You’ve seen this movie before, or at least one similar: Young, idealistic teacher is hired at a racially diverse, but not well-integrated high school, where the staff has basically given up on a group of unruly students who face tough challenges at home. The school neglects to tell the recent college grad that he is the fourth English teacher hired that year for this class; the other three either quit or worse.
Things get off to a shaky start, but the teacher—who is smart, tough, and compassionate—decides to replace textbooks with life lessons and slowly earns the students’ trust and respect.
And that’s how David Johnson, professor and head of English, got his start in teaching.
“There were a lot of characters in that class,” he says, remembering the likes of Donzella Pettijohn, who at over six feet tall was as imposing as her name implied, and Frederick Douglas Harrison, “one of the best extemporaneous comedians I ever met.”
“They were derelicts, but they got it that I was paying attention to them,” Johnson recalls. “I took them seriously and taught them things they could use.”
The plan was to finish out the year and then head to law school at University of Virginia. But then another year passed, and Johnson knew where he belonged. Swapping courtroom for classroom, he headed to Pennsylvania State University and earned a master’s and Ph.D. in American literature while studying under the late Philip Young, one of the foremost authorities on Ernest Hemingway.
After graduating in 1974, he came to Lafayette and has been here ever since. The recipient of numerous teaching awards, Johnson served as head of English from 1982-91, associate provost from 2001-08, and was reappointed department head in 2010.
It’s the writings of Conrad Richter—a novelist who won the Pulitzer Prize for The Town in 1951 and a National Book Award nearly a decade later for The Waters of Kronos—that have consumed and defined much of Johnson’s work.
Born in Schuylkill County, Pa., Richter died in 1968 after writing more than a dozen books, a novella, and a host of short stories and magazine articles that primarily portray the hardships of frontier life. Published in 1936, Sea of Grass, one of his best known works, was later made into a movie starring Spencer Tracy and Katherine Hepburn. But despite his prolific outpouring, no one had chronicled the life of Richter, a complicated and private man who started his career as a newspaper reporter.
“He was the most important writer of his time without a biography,” says Johnson, who decided to remedy the omission.
But first he had to convince Richter’s only daughter, Harvena, an eccentric poet, novelist, and professor of creative writing at the University of New Mexico (UNM), to give him access to her father’s journals, correspondence, notebooks, and private papers—materials she protected with her life and a locked safe.
This required a bit of delicate gamesmanship on Johnson’s part. Fortunately, he had a friend who worked at UNM with Harvena, better known as Vene.

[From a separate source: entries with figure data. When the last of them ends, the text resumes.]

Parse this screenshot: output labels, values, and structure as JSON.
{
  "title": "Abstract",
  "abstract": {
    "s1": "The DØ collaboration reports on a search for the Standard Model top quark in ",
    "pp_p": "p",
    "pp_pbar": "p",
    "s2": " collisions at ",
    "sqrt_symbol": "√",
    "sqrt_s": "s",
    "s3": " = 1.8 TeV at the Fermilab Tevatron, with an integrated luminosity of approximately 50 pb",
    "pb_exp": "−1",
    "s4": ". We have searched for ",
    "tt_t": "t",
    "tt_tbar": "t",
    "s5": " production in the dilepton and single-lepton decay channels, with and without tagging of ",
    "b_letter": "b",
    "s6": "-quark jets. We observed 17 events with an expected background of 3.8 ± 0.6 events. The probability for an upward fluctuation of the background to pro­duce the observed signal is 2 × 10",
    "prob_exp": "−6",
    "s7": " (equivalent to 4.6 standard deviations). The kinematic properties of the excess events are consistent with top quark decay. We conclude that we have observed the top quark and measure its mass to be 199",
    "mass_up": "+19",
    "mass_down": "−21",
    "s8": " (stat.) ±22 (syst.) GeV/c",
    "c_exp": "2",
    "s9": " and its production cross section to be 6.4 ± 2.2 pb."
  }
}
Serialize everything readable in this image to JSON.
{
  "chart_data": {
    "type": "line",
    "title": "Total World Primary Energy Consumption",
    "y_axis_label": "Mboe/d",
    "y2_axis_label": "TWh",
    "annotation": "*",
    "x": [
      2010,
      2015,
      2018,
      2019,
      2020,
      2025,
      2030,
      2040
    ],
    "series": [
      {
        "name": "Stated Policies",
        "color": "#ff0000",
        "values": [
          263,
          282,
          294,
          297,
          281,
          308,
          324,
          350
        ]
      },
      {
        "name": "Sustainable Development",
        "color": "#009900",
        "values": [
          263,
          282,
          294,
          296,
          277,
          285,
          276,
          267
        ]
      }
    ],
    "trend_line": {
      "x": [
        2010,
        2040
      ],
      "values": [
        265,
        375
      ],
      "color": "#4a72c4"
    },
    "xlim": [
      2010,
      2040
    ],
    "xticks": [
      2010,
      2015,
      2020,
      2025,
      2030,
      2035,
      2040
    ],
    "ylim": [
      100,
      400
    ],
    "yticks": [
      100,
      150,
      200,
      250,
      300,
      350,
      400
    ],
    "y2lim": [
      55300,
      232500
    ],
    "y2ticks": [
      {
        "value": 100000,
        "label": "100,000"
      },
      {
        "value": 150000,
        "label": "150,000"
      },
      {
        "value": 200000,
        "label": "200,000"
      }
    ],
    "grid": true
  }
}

“Write to her,” the friend advised. So Johnson did, saying he would like to come to New Mexico in January 1984 over winter break. Her reply was curt but affirmative. Unfortunately, Johnson’s elation at her initial response was to be short-lived. About two weeks before he was scheduled to arrive, he received a postcard from Vene telling him she had a change of mind and he was no longer welcome.
“I already bought my plane ticket,” Johnson wrote back. “I will be there at 9 a.m. Monday knocking at your door. I hope you answer.”

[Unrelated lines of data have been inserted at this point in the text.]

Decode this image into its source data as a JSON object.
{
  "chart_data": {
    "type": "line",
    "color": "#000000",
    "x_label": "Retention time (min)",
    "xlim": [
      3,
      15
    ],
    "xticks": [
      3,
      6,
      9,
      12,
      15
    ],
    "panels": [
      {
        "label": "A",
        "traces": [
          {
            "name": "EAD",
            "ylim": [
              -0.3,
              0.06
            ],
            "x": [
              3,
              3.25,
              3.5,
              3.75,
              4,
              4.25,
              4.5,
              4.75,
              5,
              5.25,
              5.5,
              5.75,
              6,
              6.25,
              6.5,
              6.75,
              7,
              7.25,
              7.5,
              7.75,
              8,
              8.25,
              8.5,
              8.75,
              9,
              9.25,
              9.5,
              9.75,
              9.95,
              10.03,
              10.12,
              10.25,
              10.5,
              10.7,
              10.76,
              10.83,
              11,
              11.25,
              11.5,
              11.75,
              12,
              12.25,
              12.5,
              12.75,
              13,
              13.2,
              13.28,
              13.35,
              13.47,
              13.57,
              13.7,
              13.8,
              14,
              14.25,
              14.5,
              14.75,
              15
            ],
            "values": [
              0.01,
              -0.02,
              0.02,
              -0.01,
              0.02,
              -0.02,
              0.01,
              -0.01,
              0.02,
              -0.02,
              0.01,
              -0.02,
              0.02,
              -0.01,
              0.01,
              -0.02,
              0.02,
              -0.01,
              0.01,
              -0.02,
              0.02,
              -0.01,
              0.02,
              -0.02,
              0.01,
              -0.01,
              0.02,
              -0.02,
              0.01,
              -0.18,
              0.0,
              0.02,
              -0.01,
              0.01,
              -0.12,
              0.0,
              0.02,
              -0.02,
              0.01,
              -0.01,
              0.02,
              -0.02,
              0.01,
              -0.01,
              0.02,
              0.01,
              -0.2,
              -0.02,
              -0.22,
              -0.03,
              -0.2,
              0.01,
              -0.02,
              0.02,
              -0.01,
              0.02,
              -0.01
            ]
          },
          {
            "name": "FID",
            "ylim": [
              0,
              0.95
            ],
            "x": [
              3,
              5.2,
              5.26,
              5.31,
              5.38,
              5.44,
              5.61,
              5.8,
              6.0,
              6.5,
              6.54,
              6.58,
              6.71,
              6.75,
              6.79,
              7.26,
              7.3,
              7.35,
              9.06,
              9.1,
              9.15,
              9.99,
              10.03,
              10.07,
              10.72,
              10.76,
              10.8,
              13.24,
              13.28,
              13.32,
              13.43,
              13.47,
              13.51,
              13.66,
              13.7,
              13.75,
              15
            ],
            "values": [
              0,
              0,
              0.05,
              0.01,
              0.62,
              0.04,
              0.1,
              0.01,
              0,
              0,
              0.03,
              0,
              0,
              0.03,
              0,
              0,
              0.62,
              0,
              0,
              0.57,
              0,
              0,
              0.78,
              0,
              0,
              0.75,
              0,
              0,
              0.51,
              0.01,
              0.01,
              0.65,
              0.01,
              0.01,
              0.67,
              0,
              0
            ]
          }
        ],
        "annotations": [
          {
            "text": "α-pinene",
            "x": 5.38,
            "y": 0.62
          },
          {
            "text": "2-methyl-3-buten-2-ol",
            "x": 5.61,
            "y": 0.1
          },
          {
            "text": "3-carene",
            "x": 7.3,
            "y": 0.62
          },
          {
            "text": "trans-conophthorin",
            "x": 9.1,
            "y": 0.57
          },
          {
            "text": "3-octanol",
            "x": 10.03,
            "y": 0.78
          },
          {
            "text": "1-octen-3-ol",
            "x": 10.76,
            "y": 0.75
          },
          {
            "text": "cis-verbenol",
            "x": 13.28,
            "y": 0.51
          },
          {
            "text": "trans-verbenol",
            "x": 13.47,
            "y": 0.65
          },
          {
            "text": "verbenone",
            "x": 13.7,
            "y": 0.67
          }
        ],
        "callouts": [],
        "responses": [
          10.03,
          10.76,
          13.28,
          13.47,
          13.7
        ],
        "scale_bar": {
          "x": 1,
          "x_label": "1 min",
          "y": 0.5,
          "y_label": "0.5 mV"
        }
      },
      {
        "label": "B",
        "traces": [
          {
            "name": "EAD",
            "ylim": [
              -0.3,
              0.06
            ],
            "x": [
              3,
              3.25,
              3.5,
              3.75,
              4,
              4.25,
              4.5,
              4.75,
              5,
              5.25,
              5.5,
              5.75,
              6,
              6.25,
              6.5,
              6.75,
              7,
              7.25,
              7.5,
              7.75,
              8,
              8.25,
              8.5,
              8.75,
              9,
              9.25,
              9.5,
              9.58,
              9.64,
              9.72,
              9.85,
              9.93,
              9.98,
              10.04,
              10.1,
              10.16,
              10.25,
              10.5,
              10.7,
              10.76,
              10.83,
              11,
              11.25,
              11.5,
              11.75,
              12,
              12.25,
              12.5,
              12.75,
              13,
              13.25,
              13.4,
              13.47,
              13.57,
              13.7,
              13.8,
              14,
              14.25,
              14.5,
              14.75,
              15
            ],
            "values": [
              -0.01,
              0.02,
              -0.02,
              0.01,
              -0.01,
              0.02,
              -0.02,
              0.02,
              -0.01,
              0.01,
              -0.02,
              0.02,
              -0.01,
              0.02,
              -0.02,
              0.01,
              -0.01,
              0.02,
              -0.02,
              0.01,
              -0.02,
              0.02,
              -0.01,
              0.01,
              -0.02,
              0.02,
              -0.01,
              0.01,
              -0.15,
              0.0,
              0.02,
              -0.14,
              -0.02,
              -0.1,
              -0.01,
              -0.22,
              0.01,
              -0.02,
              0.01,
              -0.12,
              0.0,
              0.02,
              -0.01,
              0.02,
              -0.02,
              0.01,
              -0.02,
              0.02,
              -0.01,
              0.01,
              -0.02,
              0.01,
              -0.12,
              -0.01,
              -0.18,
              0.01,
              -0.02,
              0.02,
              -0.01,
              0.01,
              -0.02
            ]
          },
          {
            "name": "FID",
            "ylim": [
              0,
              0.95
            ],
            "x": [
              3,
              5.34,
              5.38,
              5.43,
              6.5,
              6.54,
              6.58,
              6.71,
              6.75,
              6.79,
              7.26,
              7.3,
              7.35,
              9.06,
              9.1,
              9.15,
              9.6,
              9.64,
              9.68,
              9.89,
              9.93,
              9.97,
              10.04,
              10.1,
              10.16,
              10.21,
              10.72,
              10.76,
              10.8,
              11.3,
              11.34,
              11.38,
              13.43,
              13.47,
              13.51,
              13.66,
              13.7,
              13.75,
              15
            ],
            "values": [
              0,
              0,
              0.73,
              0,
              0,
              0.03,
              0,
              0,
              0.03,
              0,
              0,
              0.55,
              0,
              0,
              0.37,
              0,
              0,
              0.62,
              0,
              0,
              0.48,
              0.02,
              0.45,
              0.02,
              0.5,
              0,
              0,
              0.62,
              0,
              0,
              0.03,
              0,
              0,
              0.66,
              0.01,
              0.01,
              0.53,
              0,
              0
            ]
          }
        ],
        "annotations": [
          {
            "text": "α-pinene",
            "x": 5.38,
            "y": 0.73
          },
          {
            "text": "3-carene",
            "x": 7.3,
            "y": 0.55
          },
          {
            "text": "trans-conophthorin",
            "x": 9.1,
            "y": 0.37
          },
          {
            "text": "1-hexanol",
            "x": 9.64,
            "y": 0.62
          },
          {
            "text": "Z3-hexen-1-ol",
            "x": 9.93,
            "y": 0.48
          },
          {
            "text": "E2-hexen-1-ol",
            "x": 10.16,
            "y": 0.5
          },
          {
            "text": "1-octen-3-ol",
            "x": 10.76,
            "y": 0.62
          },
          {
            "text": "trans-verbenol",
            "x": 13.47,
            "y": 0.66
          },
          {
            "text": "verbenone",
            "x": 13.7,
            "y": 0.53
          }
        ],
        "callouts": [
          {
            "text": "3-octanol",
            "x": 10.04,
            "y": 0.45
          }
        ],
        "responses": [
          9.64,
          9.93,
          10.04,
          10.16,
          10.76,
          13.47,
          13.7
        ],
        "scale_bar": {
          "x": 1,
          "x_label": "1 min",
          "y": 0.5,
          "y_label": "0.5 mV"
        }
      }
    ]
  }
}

She did. “She showed me the treasure trove, but then firmly shut the reinforced steel door,” he says. “She said she wasn’t ready for anyone to write about her father. She was afraid they would make him seem darker than he was and people would make fun of him.”
Undeterred, Johnson set out to prove he was a suitable biographer and would be fair and sensitive in the treatment of her father’s story. He also made her a deal. She could correct the factual errors of each chapter and offer advice about interpretation, which he may or may not take. Eventually, she gave Johnson complete access to her father’s papers, some 50,000 pages. The journals spanned 44 years and detailed everything from fights with his wife and worries over his daughter to anxieties about his writing.
As a result, an enduring friendship developed between Johnson and Vene, who passed away this summer at age 94 after making Johnson her literary executor.
Conrad Richter: A Writer’s Life was published in 2000 to enthusiastic reviews. Even Vene liked it, saying in a letter to Johnson that it was “better than I expected”—high praise from a sometimes persnickety and protective daughter.
Johnson’s engagement with literary icons is now reserved for the classroom where he teaches American Novel to 1900, a course that explores the works of Hawthorne, Melville, Twain, James, and others. His teaching style is Socratic; he asks questions, challenging the class to delve below the surface for answers.
“When you do that you help them become critical readers and place the works in a historical context,” he says.
During a recent class discussion of Henry James’ The American, one student said, “I don’t know if it’s appropriate to ask this or whether I should figure it out on my own, but are you supposed to like Christopher Newman?”
Johnson responded mischievously: “What do you think?”
There are no Donzella Pettijohns or Frederick Douglas Harrisons in this class—just a bunch of really bright and thoughtful students, who also appreciate that their ideas are being taken seriously.